Grab stops short of endorsing that idea, but asks the reporter if there is anything she can do with the copy of the Constitution that was brought into the office.
“Honestly, can we just like destroy—like is there a shredder or something? Like I think it might be really therapeutic,” the reporter offers.
“Cathartic … Yes, I think we have a shredder in the front office there,” Grab replies. “Did you want to do it with me?”
The video then show Grab and the reporter enter another office, where Grab proceeds to shred the entire Constitution, page by page.
College campuses were once a place where exceptional young Americans went to discuss great and controversial ideas. The hope was that four years of rigorous study would produce a well rounded student competent and confident enough to navigate the world in all of its complexity. A college education was thought to give those who had it an expanded understanding of the universe.
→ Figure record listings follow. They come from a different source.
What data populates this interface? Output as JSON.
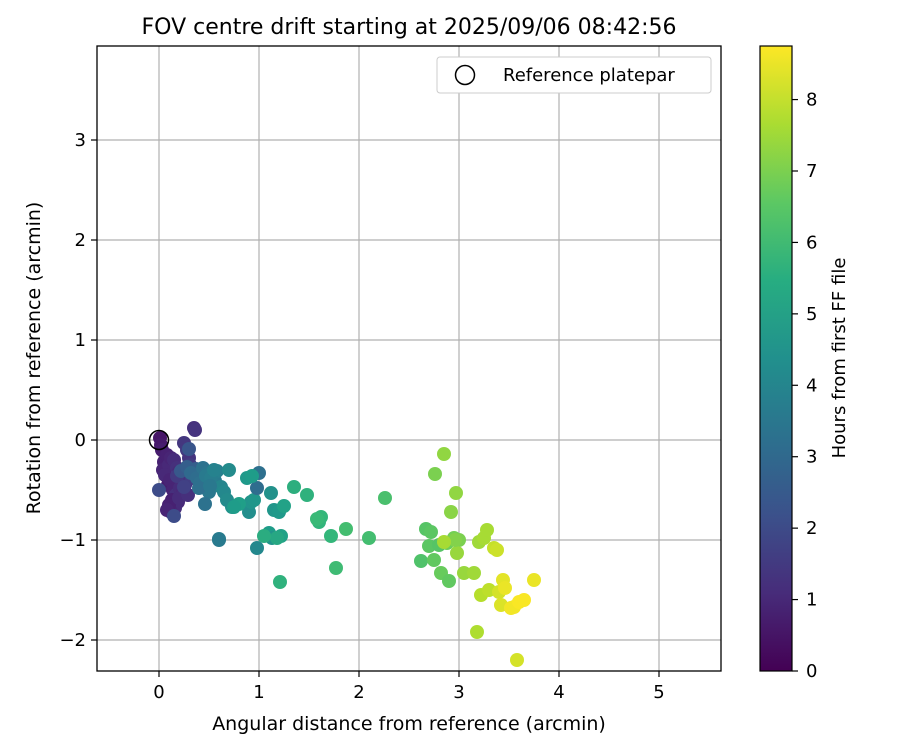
{
  "chart_data": {
    "type": "scatter",
    "title": "FOV centre drift starting at 2025/09/06 08:42:56",
    "xlabel": "Angular distance from reference (arcmin)",
    "ylabel": "Rotation from reference (arcmin)",
    "xlim": [
      -0.62,
      5.62
    ],
    "ylim": [
      -2.31,
      3.94
    ],
    "xticks": [
      0,
      1,
      2,
      3,
      4,
      5
    ],
    "yticks": [
      -2,
      -1,
      0,
      1,
      2,
      3
    ],
    "grid": true,
    "legend": {
      "placement": "top-right",
      "entries": [
        "Reference platepar"
      ]
    },
    "reference_point": {
      "x": 0.0,
      "y": 0.0,
      "label": "Reference platepar"
    },
    "colorbar": {
      "label": "Hours from first FF file",
      "range": [
        0,
        8.75
      ],
      "ticks": [
        0,
        1,
        2,
        3,
        4,
        5,
        6,
        7,
        8
      ],
      "colormap": "viridis"
    },
    "series": [
      {
        "x": [
          0.01,
          0.02,
          0.03,
          0.05,
          0.04,
          0.08,
          0.1,
          0.12,
          0.06,
          0.09,
          0.15,
          0.18,
          0.11,
          0.2,
          0.22,
          0.25,
          0.14,
          0.17,
          0.28,
          0.3,
          0.35,
          0.36,
          0.13,
          0.19,
          0.21,
          0.24,
          0.27,
          0.16,
          0.23,
          0.31,
          0.12,
          0.26,
          0.1,
          0.33,
          0.2,
          0.29,
          0.08,
          0.18,
          0.25,
          0.0,
          0.15,
          0.3,
          0.22,
          0.28,
          0.37,
          0.4,
          0.42,
          0.45,
          0.32,
          0.38,
          0.41,
          0.44,
          0.48,
          0.5,
          0.53,
          0.56,
          0.58,
          0.47,
          0.52,
          0.55,
          0.62,
          0.65,
          0.7,
          0.73,
          0.68,
          0.6,
          0.4,
          0.46,
          0.51,
          0.9,
          0.92,
          0.95,
          0.98,
          1.0,
          0.88,
          0.93,
          0.8,
          0.75,
          0.6,
          1.12,
          1.15,
          1.2,
          1.25,
          1.1,
          1.13,
          1.22,
          1.18,
          1.05,
          0.98,
          1.35,
          1.48,
          1.6,
          1.62,
          1.58,
          1.72,
          1.77,
          1.87,
          2.1,
          2.26,
          1.21,
          2.62,
          2.67,
          2.7,
          2.72,
          2.75,
          2.8,
          2.82,
          2.85,
          2.88,
          2.9,
          2.95,
          3.0,
          2.92,
          2.97,
          3.05,
          3.15,
          3.2,
          3.25,
          3.28,
          2.98,
          2.96,
          2.76,
          2.85,
          3.18,
          3.22,
          3.3,
          3.35,
          3.38,
          3.4,
          3.42,
          3.44,
          3.46,
          3.52,
          3.55,
          3.6,
          3.65,
          3.75,
          3.58
        ],
        "y": [
          0.02,
          -0.05,
          -0.1,
          -0.22,
          -0.3,
          -0.15,
          -0.25,
          -0.18,
          -0.35,
          -0.45,
          -0.2,
          -0.28,
          -0.4,
          -0.32,
          -0.38,
          -0.03,
          -0.5,
          -0.55,
          -0.1,
          -0.18,
          0.12,
          0.1,
          -0.6,
          -0.62,
          -0.48,
          -0.52,
          -0.42,
          -0.68,
          -0.3,
          -0.25,
          -0.72,
          -0.45,
          -0.65,
          -0.38,
          -0.58,
          -0.55,
          -0.7,
          -0.36,
          -0.47,
          -0.5,
          -0.76,
          -0.09,
          -0.31,
          -0.27,
          -0.29,
          -0.35,
          -0.41,
          -0.44,
          -0.33,
          -0.38,
          -0.43,
          -0.28,
          -0.33,
          -0.52,
          -0.32,
          -0.41,
          -0.31,
          -0.36,
          -0.38,
          -0.3,
          -0.47,
          -0.52,
          -0.3,
          -0.67,
          -0.6,
          -0.99,
          -0.48,
          -0.64,
          -0.46,
          -0.72,
          -0.62,
          -0.6,
          -0.48,
          -0.33,
          -0.38,
          -0.36,
          -0.64,
          -0.67,
          -1.0,
          -0.53,
          -0.7,
          -0.72,
          -0.66,
          -0.93,
          -0.98,
          -0.96,
          -0.98,
          -0.96,
          -1.08,
          -0.47,
          -0.55,
          -0.82,
          -0.77,
          -0.79,
          -0.96,
          -1.28,
          -0.89,
          -0.98,
          -0.58,
          -1.42,
          -1.21,
          -0.89,
          -1.06,
          -0.92,
          -1.2,
          -1.05,
          -1.33,
          -0.14,
          -1.03,
          -1.41,
          -0.98,
          -1.0,
          -0.72,
          -0.53,
          -1.33,
          -1.33,
          -1.02,
          -0.98,
          -0.9,
          -1.13,
          -1.0,
          -0.34,
          -1.02,
          -1.92,
          -1.55,
          -1.5,
          -1.08,
          -1.1,
          -1.52,
          -1.65,
          -1.4,
          -1.48,
          -1.68,
          -1.67,
          -1.62,
          -1.6,
          -1.4,
          -2.2
        ],
        "c": [
          0.5,
          0.6,
          0.7,
          0.8,
          0.9,
          0.8,
          1.0,
          0.9,
          1.0,
          0.7,
          1.1,
          1.2,
          0.9,
          1.0,
          1.3,
          1.4,
          0.9,
          1.2,
          1.5,
          1.3,
          1.2,
          1.3,
          0.8,
          1.0,
          1.1,
          1.0,
          1.2,
          1.1,
          1.4,
          1.5,
          0.9,
          1.3,
          0.8,
          1.6,
          1.1,
          1.2,
          0.9,
          1.5,
          1.7,
          2.0,
          2.0,
          2.3,
          2.4,
          2.6,
          2.6,
          2.8,
          2.9,
          3.0,
          3.0,
          3.1,
          3.2,
          3.3,
          3.4,
          3.5,
          3.5,
          3.6,
          3.8,
          3.6,
          3.7,
          3.9,
          4.0,
          4.1,
          4.2,
          4.4,
          4.2,
          3.7,
          3.2,
          3.3,
          3.5,
          4.3,
          4.5,
          4.6,
          3.1,
          3.2,
          4.7,
          4.8,
          4.9,
          4.8,
          3.6,
          4.4,
          4.6,
          4.7,
          5.0,
          4.8,
          4.5,
          5.0,
          5.2,
          5.4,
          4.1,
          5.5,
          5.6,
          5.7,
          5.8,
          5.9,
          5.8,
          6.0,
          6.1,
          6.1,
          6.2,
          5.6,
          6.3,
          6.4,
          6.5,
          6.5,
          6.6,
          6.4,
          6.7,
          7.3,
          6.8,
          6.6,
          6.9,
          7.0,
          7.2,
          7.3,
          7.4,
          7.5,
          7.5,
          7.6,
          7.6,
          7.4,
          7.1,
          7.0,
          7.6,
          7.7,
          7.8,
          7.9,
          8.0,
          8.1,
          8.2,
          8.3,
          8.4,
          8.5,
          8.6,
          8.6,
          8.7,
          8.7,
          8.5,
          8.2
        ]
      }
    ]
  }
}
In the 60s, the hippies took over. First through tantrum, and then through tenure, liberals in academia were able to crowd conservatives and ideas they found anathema to diversity out of the system, replacing controversial discussions with broad curriculums meant to indoctrinate students in the worst of cultural relativism, Marxism, and other such silly “isms” that have no practical real world application. When this was met with a backlash and a growing campus conservative movement, these same liberals who had once advocated for radical inclusion of ideas on the college campus sought to stifle that expression. Rather than sticking to the free speech absolutist ideals they once cherished, they explained that certain forms of speech were based on hateful assumptions and were not worthy of conisderation. If certain students wanted to express these hateful ideals, they were more than welcome to, they just ahd to do it…over there, out of the way, quietly. As time went on the list of things that were deemed hateful grew, as did the list of groups who might be offended. Then we heard about microaggression. Pretty soon, there was no one left who wouldn’t be offended.
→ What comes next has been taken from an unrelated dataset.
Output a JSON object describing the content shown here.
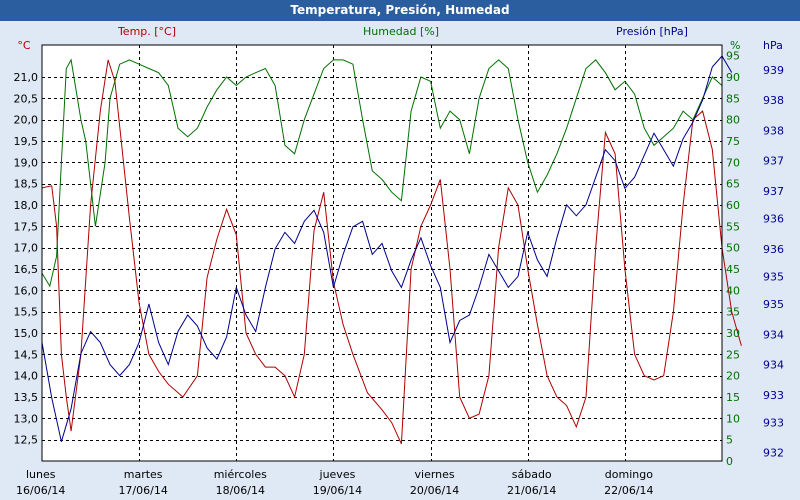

The result of their efforts to marginalize dissent is what’s above. Both Vassar and Oberlin are considered upper tier American universities, and faculty members responded to this absurd, made up panic attack as if it was something they see every day. One could almost imagine what the administrator was holding back:
“Oh, the Constitution made you upset? That’s nothing. Last week a student slipped into a catatonic state three pages into the Odyssey.”
Even worse, these administrators- charged with molding young minds for the real world- made no effort to forcefully explain to this student that a paralyzing fear of small paper pamphlets is not a marketable asset. Instead, they accommodated them, reinforcing the legitimacy of their incredibly unreasonable reaction. Lending their credibility to this sort of millenial tantrum is more than a moderate disservice.Parents that are paying obscene amounts of money for these schools, and students incurring massive amounts of debt to attend them- should wonder what the hell they’re getting themselves into.